Ogni anno, a giugno, cominciamo a sentire l’incombere delle vacanze… Certo, manca ancora parecchio, ma iniziare a sognare spiagge, viaggi, fresche montagne… in fondo non costa nulla. Così, sfogliamo mentalmente la lista degli item immancabili per l’estate e, tra un capo d’abbigliamento e l’altro, arriviamo agli occhiali da sole, semplicemente fondamentali, tanto per lo stile quanto per l’effettiva visibilità .
Da questo fantasticare l’idea: scriviamo qualcosa sugli occhiali da sole, su come sono cambiate le mode, su come vengono trattati oggi… E, sempre da qui, l’evidenza: dell’argomento sappiamo pochino, dunque è necessario rivolgersi a uno specialista.

Pescando dalla rubrica della nostra community ci siamo recati da Ottica Visconti, in corso Vittorio Emanuele II 98/D (anche vicino alla redazione), per approfondire l’argomento. Abbiamo quindi fatto due chiacchiere con Carlo Visconti, da oltre trent’anni in questo settore: «In realtà per noi ottici, oggi, il comparto degli occhiali da sole non è particolarmente trainante a livello economico, ma questo non vuol dire che non sia importante».
Com’è cambiato il mercato in questo senso?
«Diciamo che i grandi brand vanno per la maggiore, vendono prodotti spesso di qualità medio-bassa, a un pubblico che in maniera assolutamente lecita cerca prevalentemente estetica e moda».
Chi sceglie invece un ottico come voi?
«Solitamente ha necessità specifiche, cerca un prodotto che non sia solo bello, ma anche ben fatto… diciamo che ha semplicemente un obiettivo un po’ diverso».
Come si fa a scegliere un buon occhiale da sole?

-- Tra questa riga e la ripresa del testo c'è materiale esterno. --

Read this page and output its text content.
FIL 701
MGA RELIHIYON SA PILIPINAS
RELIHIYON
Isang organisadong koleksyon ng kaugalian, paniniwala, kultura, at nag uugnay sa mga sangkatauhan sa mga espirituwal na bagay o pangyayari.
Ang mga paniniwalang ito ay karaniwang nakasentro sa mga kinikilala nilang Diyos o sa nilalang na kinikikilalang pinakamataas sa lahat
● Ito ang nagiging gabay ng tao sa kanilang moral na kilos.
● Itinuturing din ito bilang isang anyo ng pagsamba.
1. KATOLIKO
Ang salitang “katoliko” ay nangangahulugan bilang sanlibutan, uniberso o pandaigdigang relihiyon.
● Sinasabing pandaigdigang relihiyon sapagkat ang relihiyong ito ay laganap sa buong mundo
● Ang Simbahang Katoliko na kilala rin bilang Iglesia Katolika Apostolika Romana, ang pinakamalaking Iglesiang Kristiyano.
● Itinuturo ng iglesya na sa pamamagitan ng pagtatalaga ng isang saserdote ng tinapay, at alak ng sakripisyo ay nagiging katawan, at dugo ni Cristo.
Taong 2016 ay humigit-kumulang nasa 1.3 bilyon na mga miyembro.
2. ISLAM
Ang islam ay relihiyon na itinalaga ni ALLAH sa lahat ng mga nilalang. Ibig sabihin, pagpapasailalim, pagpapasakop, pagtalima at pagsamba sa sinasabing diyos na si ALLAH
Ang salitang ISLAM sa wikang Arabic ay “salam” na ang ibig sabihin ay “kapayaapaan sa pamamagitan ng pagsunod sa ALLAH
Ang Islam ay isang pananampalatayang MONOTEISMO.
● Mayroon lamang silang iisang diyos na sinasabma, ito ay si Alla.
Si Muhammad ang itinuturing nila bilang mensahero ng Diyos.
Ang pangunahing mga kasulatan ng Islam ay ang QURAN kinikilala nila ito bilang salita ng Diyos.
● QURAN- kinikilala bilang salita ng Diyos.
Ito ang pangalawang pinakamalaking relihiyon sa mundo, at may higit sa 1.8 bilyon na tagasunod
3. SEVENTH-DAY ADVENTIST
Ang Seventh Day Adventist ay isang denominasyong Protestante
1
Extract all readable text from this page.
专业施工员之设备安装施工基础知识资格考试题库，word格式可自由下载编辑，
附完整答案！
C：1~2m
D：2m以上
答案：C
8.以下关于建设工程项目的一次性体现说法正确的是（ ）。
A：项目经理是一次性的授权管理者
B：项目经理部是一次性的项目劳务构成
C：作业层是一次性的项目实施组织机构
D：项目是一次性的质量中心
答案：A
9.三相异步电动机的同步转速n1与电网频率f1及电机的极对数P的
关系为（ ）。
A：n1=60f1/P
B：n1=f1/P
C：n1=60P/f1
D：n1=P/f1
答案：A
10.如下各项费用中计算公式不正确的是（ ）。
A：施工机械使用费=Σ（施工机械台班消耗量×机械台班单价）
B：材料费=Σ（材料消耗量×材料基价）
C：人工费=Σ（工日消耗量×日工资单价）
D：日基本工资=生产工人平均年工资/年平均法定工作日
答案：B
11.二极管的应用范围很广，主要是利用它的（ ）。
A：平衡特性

«Intanto, come dicevo, bisogna prima capire la necessità . Se un ragazzo vuole un brand famoso, che sia soprattutto un accessorio di moda, ha senso che compri un certo tipo di prodotto; di contro, invece, il signore che vuole un altro tipo di riscontro, ad esempio nella gestione di luci e riflessi, avrà bisogno di un occhiale tecnicamente superiore».

Quindi occorre soffermarsi sulla qualità delle lenti?
«Se vogliamo un occhiale di livello è un passaggio cruciale. Certo, l’estetica della montatura, i materiali utilizzati… sono importanti, ma è la lente a fare la differenza. Ad esempio, una lente ottima deve essere polarizzata, cioè trattata in modo da eliminare i riflessi sulle superfici piatte. Poi ci sono l’anti-riflesso interno, la protezione maggiorata dai raggi UV… tutte caratteristiche che definiscono un occhiale fatto per bene».
Costano di più?
«Chiaramente sì. Però consideriamo che spesso compriamo occhiali da duecento euro che ne valgono venti…».
Un po’ di consigli su brand?
«Sicuramente Maui Jim, marchio molto interessante che lavora solo con lenti polarizzate, peraltro con un’estetica pregevole e degli ottimi materiali. J. F. Rey è un altro brand un po’ di nicchia ma super interessante. Ma anche brand più noti come Kappa propongono ottime soluzioni».
Bignami del manuale per scegliere gli occhiali da sole?
«In generale comprate con consapevolezza. Volere il marchio cool e basta è lecitissimo. Il mio consiglio è comunque quello di badare alle lenti, alla polarizzazione… anche per un discorso pratico e di salute degli occhi. Detto ciò, esplorate, provate… ci sono tanti brand magari meno conosciuti che lavorano benissimo».